Trichinella spiralis est un nématode parasite transmis par la consommation de viande de porc crue ou insuffisamment cuite ou de gibier sauvage contenant des larves enkystées. Après ingestion, les larves sont libérées dans l’intestin grêle, se transforment en vers adultes et produisent des larves nouveau-nées qui migrent vers les tissus musculaires striés. Les symptômes comprennent la myalgie, l’œdème périorbitaire, la fièvre et l’éosinophilie. Le diagnostic repose sur la sérologie (ELISA) et la biopsie musculaire. La prévention repose sur la cuisson du porc à une température interne de 71 °C, sa congélation à -15 °C pendant 3 semaines (bien que certaines espèces de Trichinella résistent au gel) et sur un élevage approprié.
Toxoplasma gondii est un parasite protozoaire dont l’hôte définitif est le chat. Les humains sont infectés en ingérant des oocystes provenant d’excréments de chat (produits contaminés, eau) ou de kystes tissulaires présents dans de la viande insuffisamment cuite (en particulier l’agneau et le porc). La plupart des infections chez les adultes immunocompétents sont asymptomatiques, mais la toxoplasmose congénitale résultant d’une primo-infection pendant la grossesse peut provoquer de graves lésions fœtales, notamment une hydrocéphalie, une choriorétinite et une déficience intellectuelle. La prévention consiste à bien cuire la viande, à laver les produits, à porter des gants pendant le jardinage et à éviter les litières pour chat pendant la grossesse. Aucun vaccin n’est disponible pour les humains.
Cryptosporidium parvum est un parasite protozoaire responsable de la cryptosporidiose, caractérisée par une diarrhée aqueuse et des crampes abdominales. Elle se transmet par l’eau contaminée (eau de loisirs et eau potable) et par les produits irrigués avec de l’eau contaminée.

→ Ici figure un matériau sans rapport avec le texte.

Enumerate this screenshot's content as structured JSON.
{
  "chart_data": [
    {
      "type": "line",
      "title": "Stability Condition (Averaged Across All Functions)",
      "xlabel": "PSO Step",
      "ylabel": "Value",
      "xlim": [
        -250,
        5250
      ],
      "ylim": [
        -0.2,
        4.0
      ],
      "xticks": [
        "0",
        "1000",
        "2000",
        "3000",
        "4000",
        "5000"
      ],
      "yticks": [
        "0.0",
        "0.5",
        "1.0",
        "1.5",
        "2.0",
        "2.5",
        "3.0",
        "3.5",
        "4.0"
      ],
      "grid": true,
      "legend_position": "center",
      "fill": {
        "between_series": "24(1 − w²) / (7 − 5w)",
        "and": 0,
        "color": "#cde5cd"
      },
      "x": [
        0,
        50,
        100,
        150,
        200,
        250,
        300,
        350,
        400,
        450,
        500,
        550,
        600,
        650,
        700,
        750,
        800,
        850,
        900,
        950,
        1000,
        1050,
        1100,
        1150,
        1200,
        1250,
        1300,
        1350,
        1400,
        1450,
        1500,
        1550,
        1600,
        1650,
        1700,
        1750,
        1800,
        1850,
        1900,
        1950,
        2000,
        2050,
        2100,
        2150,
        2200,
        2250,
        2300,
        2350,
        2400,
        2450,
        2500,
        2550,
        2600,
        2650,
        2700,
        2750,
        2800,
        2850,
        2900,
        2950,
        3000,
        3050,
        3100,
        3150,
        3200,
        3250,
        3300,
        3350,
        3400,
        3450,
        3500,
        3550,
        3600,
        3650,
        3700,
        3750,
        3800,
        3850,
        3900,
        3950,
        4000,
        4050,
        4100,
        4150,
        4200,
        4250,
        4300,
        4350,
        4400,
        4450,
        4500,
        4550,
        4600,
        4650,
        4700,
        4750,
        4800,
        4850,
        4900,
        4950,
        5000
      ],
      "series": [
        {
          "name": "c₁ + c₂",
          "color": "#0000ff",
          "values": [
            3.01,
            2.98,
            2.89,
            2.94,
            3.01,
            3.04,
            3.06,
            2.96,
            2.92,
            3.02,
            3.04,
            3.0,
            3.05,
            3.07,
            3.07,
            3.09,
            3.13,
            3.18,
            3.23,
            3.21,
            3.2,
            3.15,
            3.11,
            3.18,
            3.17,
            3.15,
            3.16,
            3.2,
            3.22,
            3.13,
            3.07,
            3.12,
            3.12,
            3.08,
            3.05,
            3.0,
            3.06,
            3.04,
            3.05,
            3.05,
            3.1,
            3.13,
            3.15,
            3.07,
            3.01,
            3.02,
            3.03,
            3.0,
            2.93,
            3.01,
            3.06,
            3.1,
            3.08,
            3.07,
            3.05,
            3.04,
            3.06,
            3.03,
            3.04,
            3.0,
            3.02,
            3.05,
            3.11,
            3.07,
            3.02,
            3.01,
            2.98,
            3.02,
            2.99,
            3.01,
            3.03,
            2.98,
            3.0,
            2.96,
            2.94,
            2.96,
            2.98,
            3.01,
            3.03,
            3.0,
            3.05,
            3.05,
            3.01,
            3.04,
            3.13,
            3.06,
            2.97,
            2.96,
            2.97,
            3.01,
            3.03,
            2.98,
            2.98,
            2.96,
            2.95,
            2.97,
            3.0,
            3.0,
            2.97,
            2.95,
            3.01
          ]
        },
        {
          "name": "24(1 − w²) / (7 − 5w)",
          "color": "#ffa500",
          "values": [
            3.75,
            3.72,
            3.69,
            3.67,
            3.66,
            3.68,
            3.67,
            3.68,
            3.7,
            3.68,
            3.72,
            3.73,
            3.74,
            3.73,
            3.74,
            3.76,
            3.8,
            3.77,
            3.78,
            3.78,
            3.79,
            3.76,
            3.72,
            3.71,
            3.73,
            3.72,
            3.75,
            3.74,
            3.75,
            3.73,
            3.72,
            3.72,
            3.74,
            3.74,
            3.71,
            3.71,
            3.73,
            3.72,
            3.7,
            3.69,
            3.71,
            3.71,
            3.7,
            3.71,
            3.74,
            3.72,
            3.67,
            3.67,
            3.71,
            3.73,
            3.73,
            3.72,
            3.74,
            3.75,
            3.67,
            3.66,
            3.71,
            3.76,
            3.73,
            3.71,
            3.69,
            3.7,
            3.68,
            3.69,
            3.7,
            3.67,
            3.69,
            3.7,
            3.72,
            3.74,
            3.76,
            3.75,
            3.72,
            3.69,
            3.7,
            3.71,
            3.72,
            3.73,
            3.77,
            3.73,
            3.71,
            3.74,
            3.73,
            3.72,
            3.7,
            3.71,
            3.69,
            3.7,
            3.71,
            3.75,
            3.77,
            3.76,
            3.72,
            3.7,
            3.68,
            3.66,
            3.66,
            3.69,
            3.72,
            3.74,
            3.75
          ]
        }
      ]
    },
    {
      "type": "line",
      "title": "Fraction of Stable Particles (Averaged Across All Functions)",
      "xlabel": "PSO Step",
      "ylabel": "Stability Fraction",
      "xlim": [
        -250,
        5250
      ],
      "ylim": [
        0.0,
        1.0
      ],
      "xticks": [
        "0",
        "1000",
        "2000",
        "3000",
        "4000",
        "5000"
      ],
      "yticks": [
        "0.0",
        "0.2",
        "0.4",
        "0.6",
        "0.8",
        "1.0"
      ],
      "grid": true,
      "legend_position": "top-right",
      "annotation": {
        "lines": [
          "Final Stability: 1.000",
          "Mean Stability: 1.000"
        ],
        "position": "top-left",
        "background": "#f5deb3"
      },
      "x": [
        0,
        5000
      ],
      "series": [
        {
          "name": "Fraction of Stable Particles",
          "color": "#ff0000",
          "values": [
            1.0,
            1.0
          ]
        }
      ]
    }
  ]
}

Le parasite est très résistant à la désinfection au chlore, ce qui en fait une cause fréquente d’épidémies d’origine hydrique. La détection dans les selles utilise une coloration acido-résistante modifiée ou une immunofluorescence, et le typage moléculaire facilite le suivi de la source. L’ozone et l’irradiation UV sont efficaces pour le traitement de l’eau, et les personnes infectées doivent éviter de nager.
Anisakis simplex est un nématode présent dans les poissons marins crus ou insuffisamment cuits (hareng, maquereau, saumon, morue, calamar). L’ingestion de larves vivantes provoque une anisakiase, les larves pénétrant dans la muqueuse gastrique ou intestinale, provoquant de graves douleurs épigastriques, des nausées et des vomissements. Des réactions allergiques (urticaire, anaphylaxie) aux allergènes d’Anisakis peuvent survenir même après ingestion de larves mortes. La prévention consiste à congeler le poisson à -20 °C pendant au moins 24 heures (comme l’exigent les réglementations de l’UE et de la FDA pour les plats de poisson cru comme les sushis) ou à le cuire à >60 °C. L’inspection visuelle (mirage) des filets de poisson détecte certaines larves, mais pas toutes. Les parasites sont une forme d’infection d’origine alimentaire avec des périodes d’incubation plus longues que la plupart des infections bactériennes. Comme les virus, ils ne se multiplient pas dans les aliments. Une cuisson adéquate et une congélation sont des mesures de contrôle efficaces.